Quand on apprend, chaque année, qui est le lauréat du Pritzker Prize (équivalent du Nobel de l’architecture, parrainé par la Fondation Hyatt), c’est quitte ou double. On le connaît, ou pas ! Ou on les connaît, ou pas ! Car cette année, ils sont trois à avoir été récompensés le 1er mars, ce qui est une première : les Espagnols Rafael Aranda (55 ans), Carme Pigem (54 ans) et Ramón Vialta (56 ans) du cabinet catalan RCR (les trois initiales de leurs prénoms). On n’aurait pas parié sur eux. Mais on les identifie.
On visionne immédiatement la silhouette du musée Soulages, d’acier rouille et de verre, qu’ils ont réalisé à Rodez (Aveyron), en association avec Passelac & Roques. Cet édifice français a été inauguré en 2014 et salué comme une œuvre d’exception. Situé sur le flanc nord du jardin du Foirail, il fait le lien entre le centre historique – la cathédrale Notre-Dame – et les nouveaux quartiers, et propose des vues sur le paysage de l’Aubrac. Il est né, selon le trio, « du parc, qu’il participe à restructurer, à révéler et à clarifier ».
Cet outil, généreusement ouvert à l’œuvre noire lumineuse de Soulages, adopte une géométrie simple. C’est un enchaînement de cinq boîtes verticales reliées par des pans vitrés qui répond à la monocouleur du peintre, par une autre monocouleur : le rouge corrodé, un rappel du grès rose de la région. Les parois extérieures des volumes sont en effet en Corten, acier qui rouille comme une auto-patine protectrice.
En France, en 2014 encore, RCR a réhabilité une forteresse du XIIIe siècle à Nègrepelisse (Tarn-et-Garonne), pour y créer le centre d’art et de design, La Cuisine. Sur la pointe amont de l’Île Seguin, ils ont plus récemment dessiné un Centre d’art contemporain privé, couvert de céramiques, pour le groupe Emerige, prévu pour 2021.
Une utilisation inventive des matériaux, des effets de transparence, des liens entre extérieur et intérieur, des détails soignés, un minimalisme entre tradition et contemporanéité pourraient être les marqueurs de leur architecture. Mais pas seulement.

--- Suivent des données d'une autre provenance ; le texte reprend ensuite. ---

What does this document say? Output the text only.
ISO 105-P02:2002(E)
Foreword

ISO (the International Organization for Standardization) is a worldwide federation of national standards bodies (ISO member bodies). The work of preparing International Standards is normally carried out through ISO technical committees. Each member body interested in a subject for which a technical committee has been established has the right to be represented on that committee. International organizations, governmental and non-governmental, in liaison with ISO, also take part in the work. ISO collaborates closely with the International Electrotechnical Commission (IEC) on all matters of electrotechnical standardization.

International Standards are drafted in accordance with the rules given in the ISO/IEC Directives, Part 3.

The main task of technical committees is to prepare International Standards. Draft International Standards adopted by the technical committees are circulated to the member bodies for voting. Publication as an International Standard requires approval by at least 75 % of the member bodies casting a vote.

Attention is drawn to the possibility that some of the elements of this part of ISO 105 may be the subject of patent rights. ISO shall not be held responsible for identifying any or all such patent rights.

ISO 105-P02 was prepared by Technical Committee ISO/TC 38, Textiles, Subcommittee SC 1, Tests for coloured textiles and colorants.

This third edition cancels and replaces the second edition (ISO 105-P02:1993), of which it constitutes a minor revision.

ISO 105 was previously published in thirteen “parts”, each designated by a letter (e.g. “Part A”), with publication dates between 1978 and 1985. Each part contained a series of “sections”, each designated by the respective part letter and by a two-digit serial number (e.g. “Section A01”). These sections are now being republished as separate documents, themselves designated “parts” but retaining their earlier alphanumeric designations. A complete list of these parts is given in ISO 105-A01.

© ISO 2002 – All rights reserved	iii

Si ces Catalans ont été récompensés, parmi une génération d’Espagnols très talentueux, c’est sans doute au nom de leur démarche locale – ils sont installés depuis 1988 dans la petite ville d’Olot (province de Gérone). Tom Pritzker, fils du fondateur du prix, et le jury ont déclaré : « De plus en plus de gens craignent qu’en raison de l’influence internationale, nous perdions nos valeurs locales, notre art local et nos coutumes locales… Rafael Aranda, Carme Pigem et Ramón Vilalta nous disent qu’il est possible d’avoir les deux… Ces trois architectes ont un impact sur leur discipline bien au-delà de leurs environs immédiats. »
Formés à l’École technique supérieure d’architecture de Vallès (près de Barcelone), Aranda, Pigem et Vialta ont choisi de ne pas quitter leur petite ville catalane pour une métropole. Dans la fonderie Barberi où ils sont installés, en osmose avec leurs racines, entre forêt de hêtres, marais et volcans, ces trois complices confortent leur « univers de la créativité partagée », tout en étant très inspirés par l’architecture japonaise et l’art contemporain, dont Soulages. Ils sont architectes conseils pour le parc naturel de la Garrotxa.
Ils se sont fait repérer en 1988, avec le phare de Punta Aldea (Canaries). Puis, en Espagne, en Belgique et en France, ils ont conçu des bâtiments très variés. Dont le centre civique de Riudaura, le stade d’athlétisme d’Olot et la bibliothèque et maison du troisième âge à Barcelone. L’agence a remporté plusieurs concours en 2010, le nouveau palais de justice de Barcelone, la Médiathèque de Gand… Leur œuvre d’inspiration locale, terrienne et écologique montera sur le podium international, quand ils recevront leur Pritzker, au Palais Akasaka de Tokyo, le 20 mai prochain.